Molecular characterization of four Mullet species based on SCoT and ISSR markers

Molecular markers were used as indicators in assessing the genetic diversity of a fish, they allow for direct observation of genetic information and estimation of genetic relationships between the population and species. In the present study, eleven  SCoT primers and ten ISSR primers were used to estimate the genetic diversity among the four mullet species namely Mugil cephalus, Liza ramada, Liza grana, and Valamugil seheli collected from four different  Egypt governorates Alexandria, Ismailia, Port Said and Damietta. The two markers  SCoT and ISSR successfully amplified amplicons with a total number of 176 and 132 of which 153 and 111 were polymorphic, representing a percentage of polymorphism of 86.9% and 84.1% polymorphic amplicons/ primer, respectively.
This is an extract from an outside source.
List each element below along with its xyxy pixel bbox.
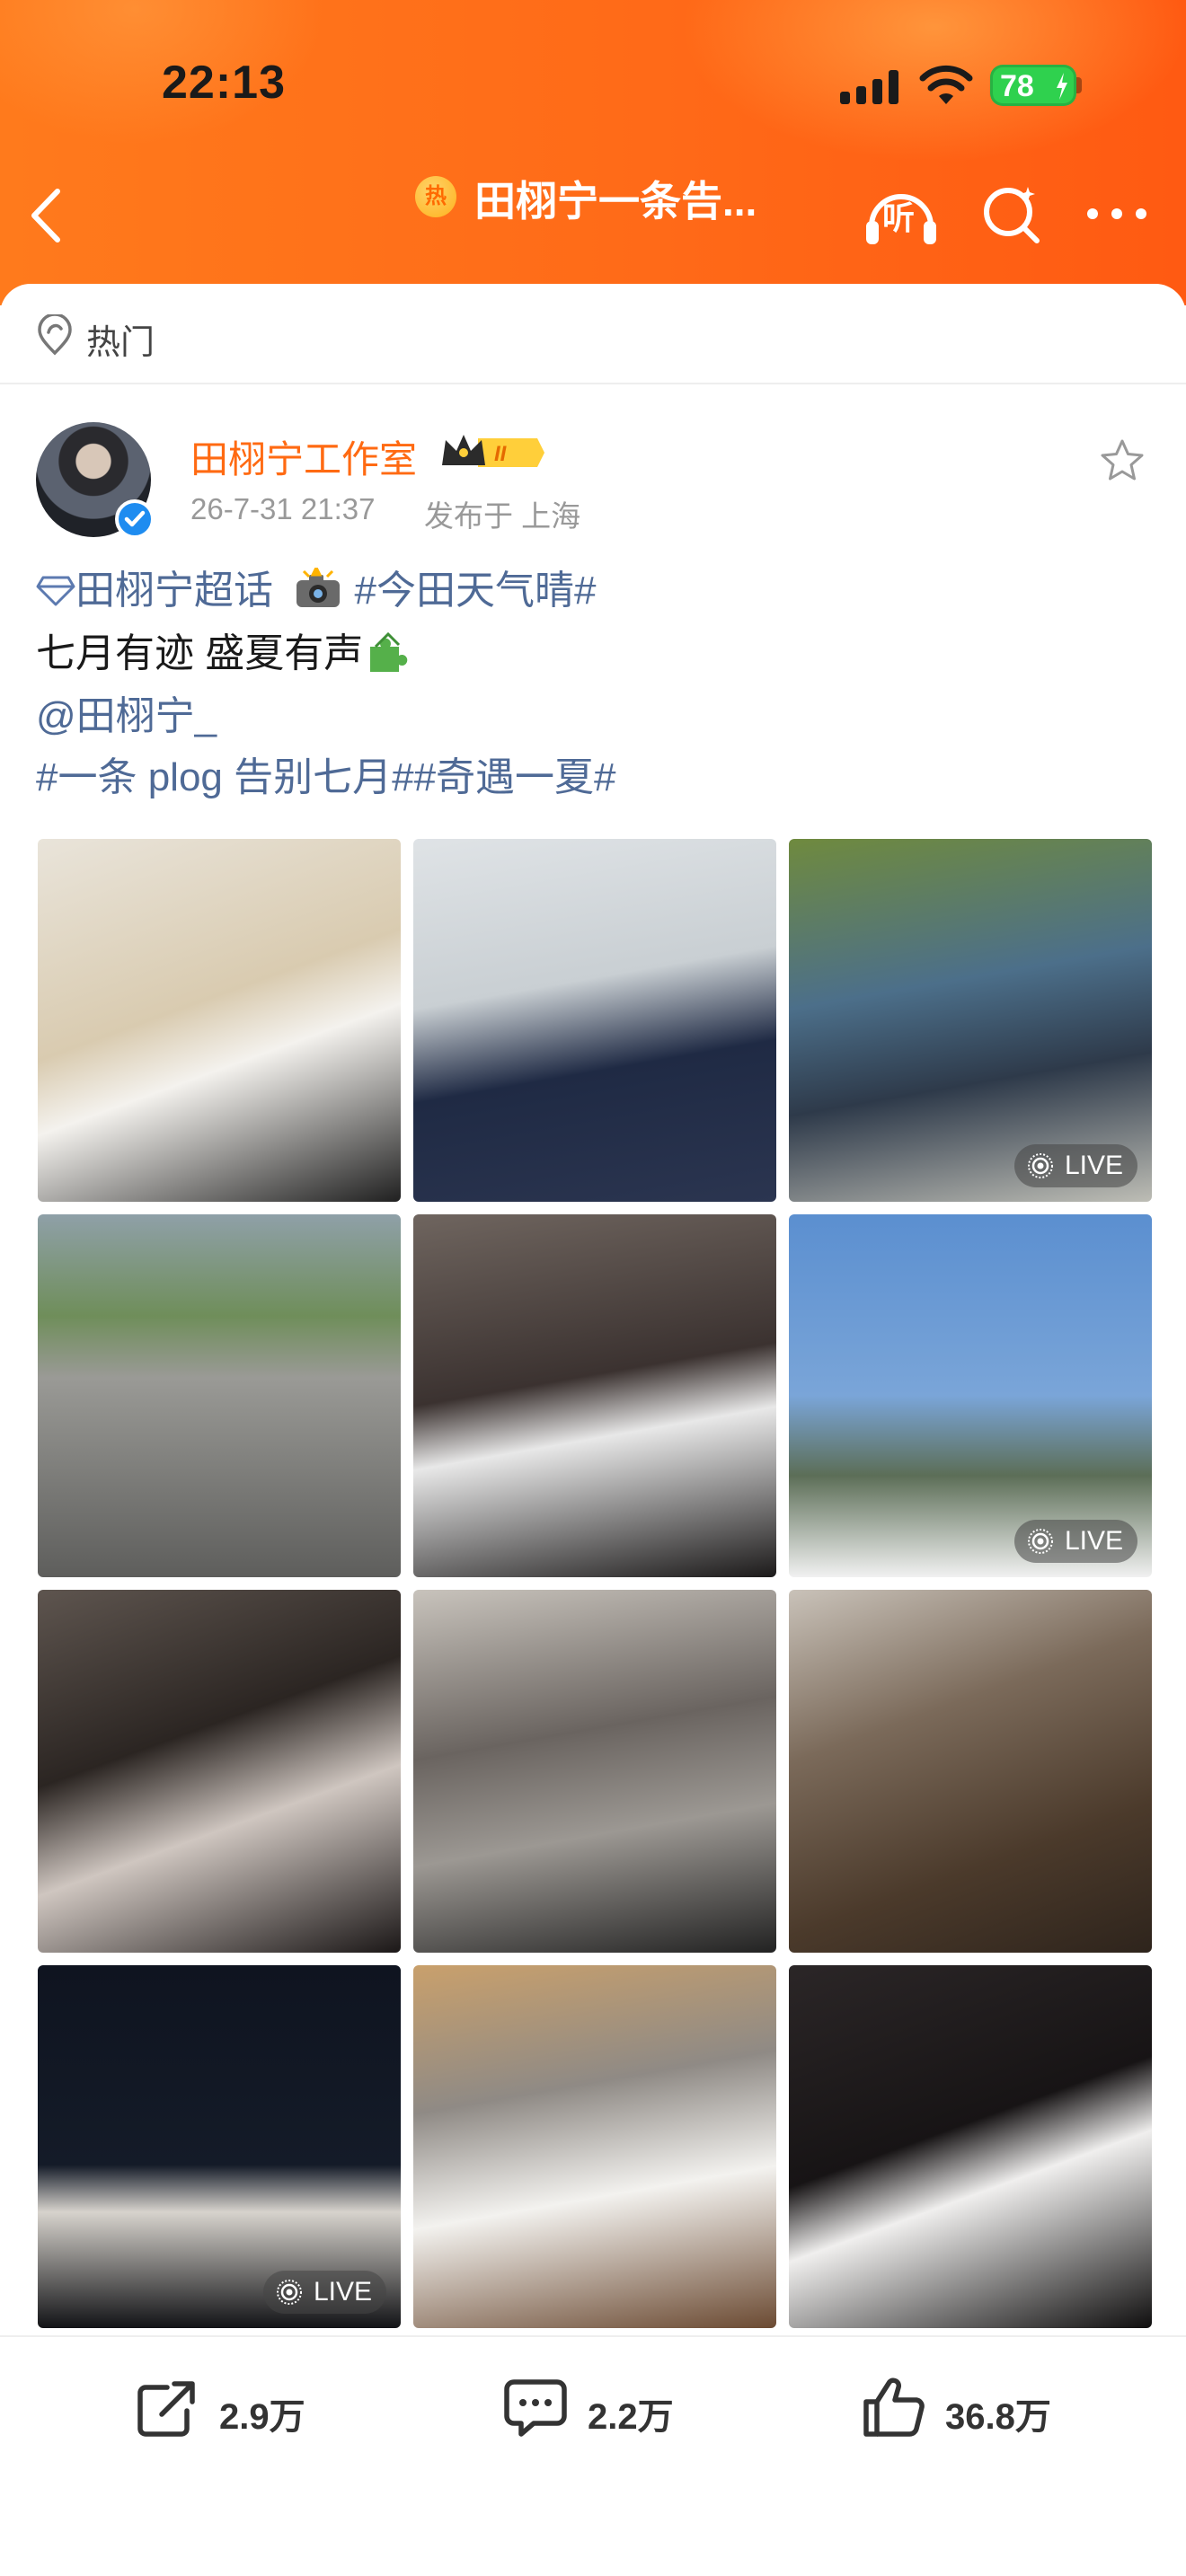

The similarity indices ranged from 0.47 to 0.84, 054 to 0.92   and 0.52 to 0.86  for SCoT, ISSR and combined, respectively. Cluster analysis based on similarity matrices of SCoT, ISSR and combined dendrograms revealed some similarities; for example, the grouping of the Mugile cephallus (Alexandria, Ismailia and Port Said) together and the grouping Valamugil seheli (Ismailia and Damietta)  based on the three dendrograms. Also, Liza ramada, Liza garana (Damietta) and Mugile cephallus ( Damietta) were clustered together based on the three dendrograms. From gene sequencing and NCBI Blast analysis identified of gene location in fish genomes. The NCBI blast tool was used to align our gene with the NCBI database and it revealed that this sequence is highly similar to a sequence located on fish species called Dicentrarchus labrax (the European bass). Also, the sequence is located on Chr1 near a gene called “Type II keratin E3”.